According to a report released last week, less than half of the 2019 Los Angeles Unified School District graduating class will be eligible to attend one of the state’s public universities. There are 15 essential “A–G” courses, including English, math, and science that students need to get a C or better in to be eligible, and just 49 percent could hack it. Overall, the graduation rate is 76.6 percent.Oh, I'm not going to challenge his numbers. Let's just stipulate that they're right. What I challenge is his implication that less than half of LAUSD students' meeting CSU/UC "A-G" requirements is a bad thing.

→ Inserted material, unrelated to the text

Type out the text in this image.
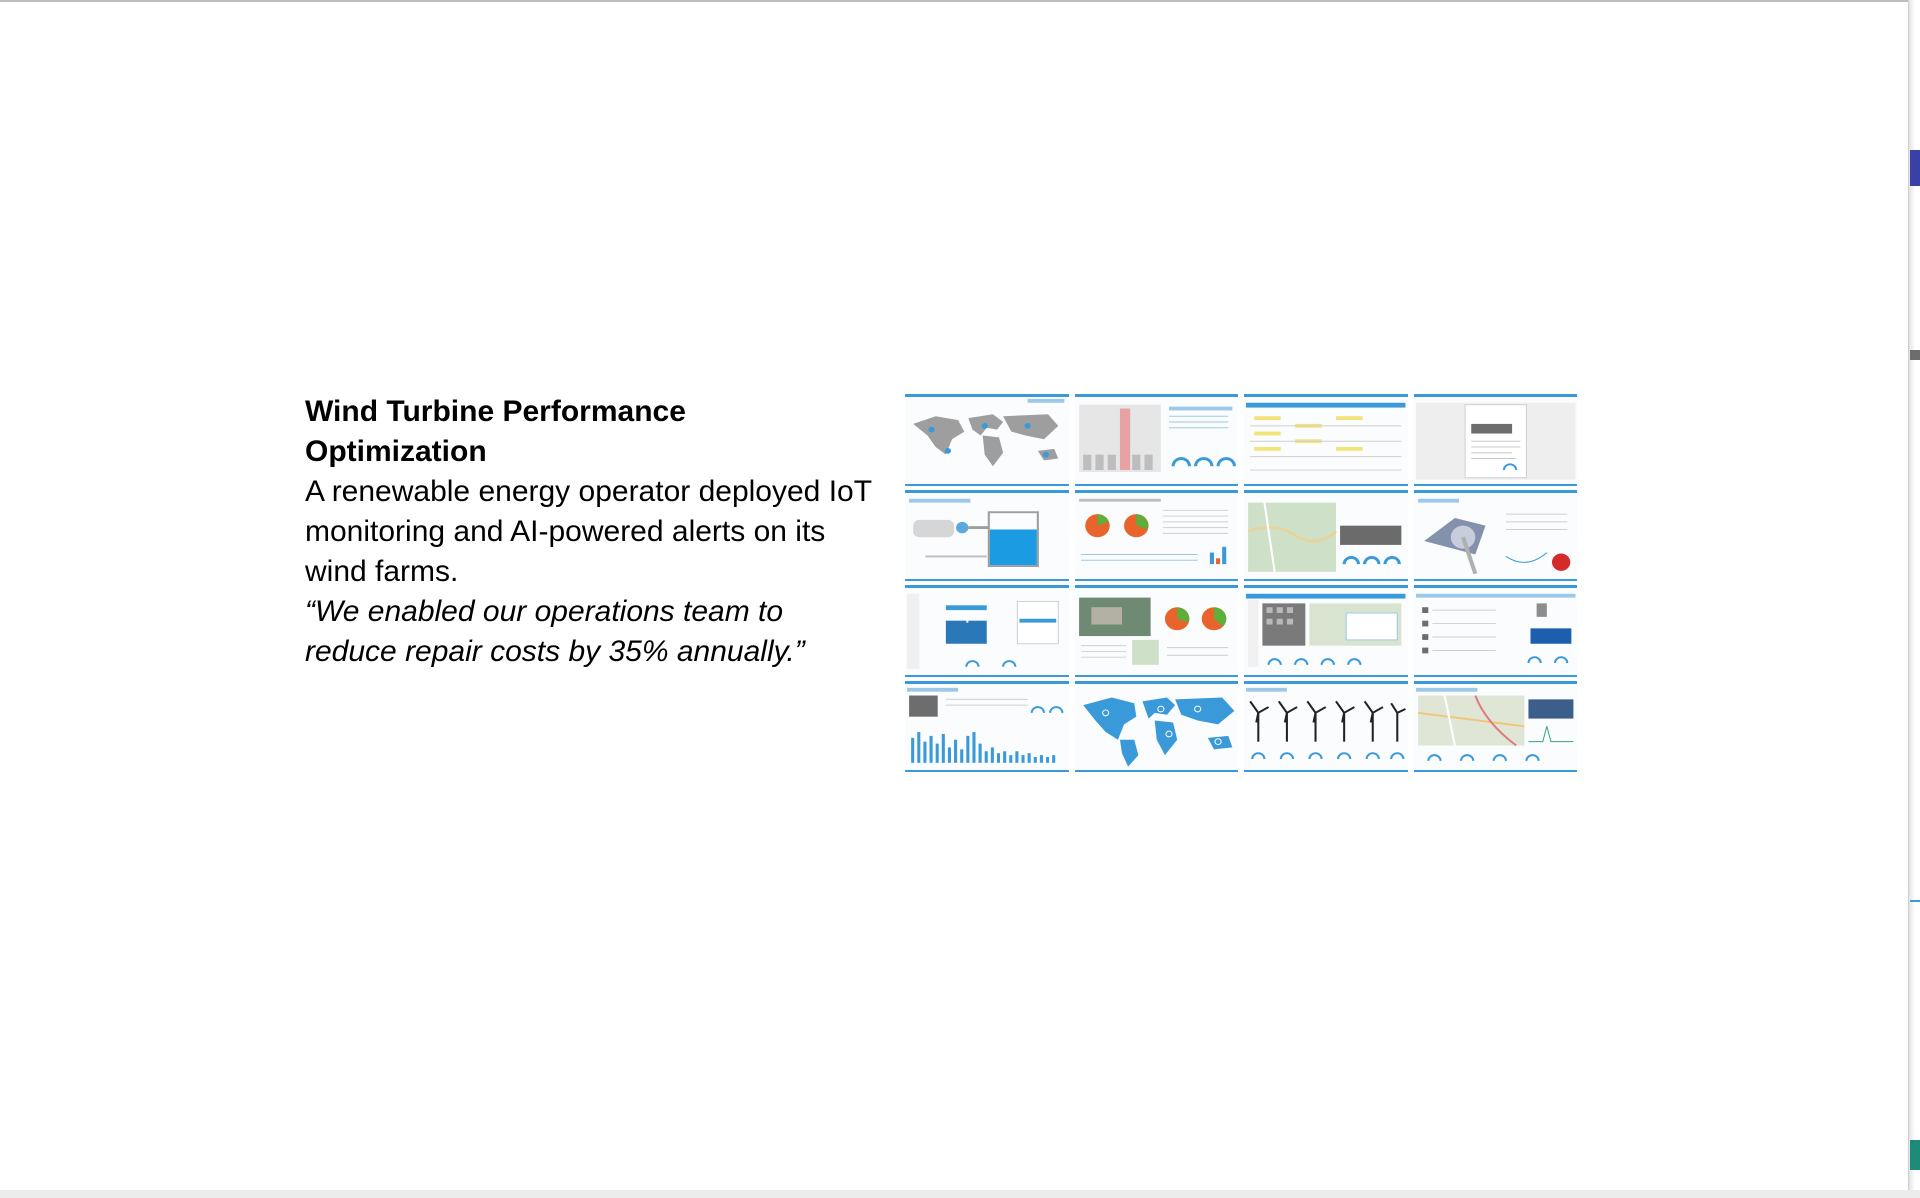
Wind Turbine Performance Optimization

A renewable energy operator deployed IoT monitoring and AI-powered alerts on its wind farms.

“We enabled our operations team to reduce repair costs by 35% annually.”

Before I was born, California's Master Plan For Higher Education laid out a 3-tiered higher education system. The pinnacle was the University of California system, which was designed for the top 1/8 or our high school graduates. The next level was the California State University system, which was designed for the top 1/3. And the Junior/Community College system was designed for everyone else.
So even back when high school diplomas counted for something, only a third of high school graduates were expected to go to universities. So fewer than half, as Larry points out? That's exactly what the proportion should be.
Larry's point becomes more salient, though, when one considers that diplomas don't count for much anymore:
Grad rate numbers for students in Los Angeles should come with a giant asterisk after it because the district offers credit recovery classes, which help pad the count. Typically, these courses are online, rigor-free, and require little effort to get a passing grade. In 2016, the American Institutes for Research released the results of a study on the effect of these courses for Algebra 1, and found that they failed to improve students’ general comprehension of the content.Toss in grade inflation, too, and Larry's point is spot on.
1 comment:
Mike Rowe has been trying to get American culture to change back from "all people need to go to college," to try to remove the stigma of jobs that don't require a college education.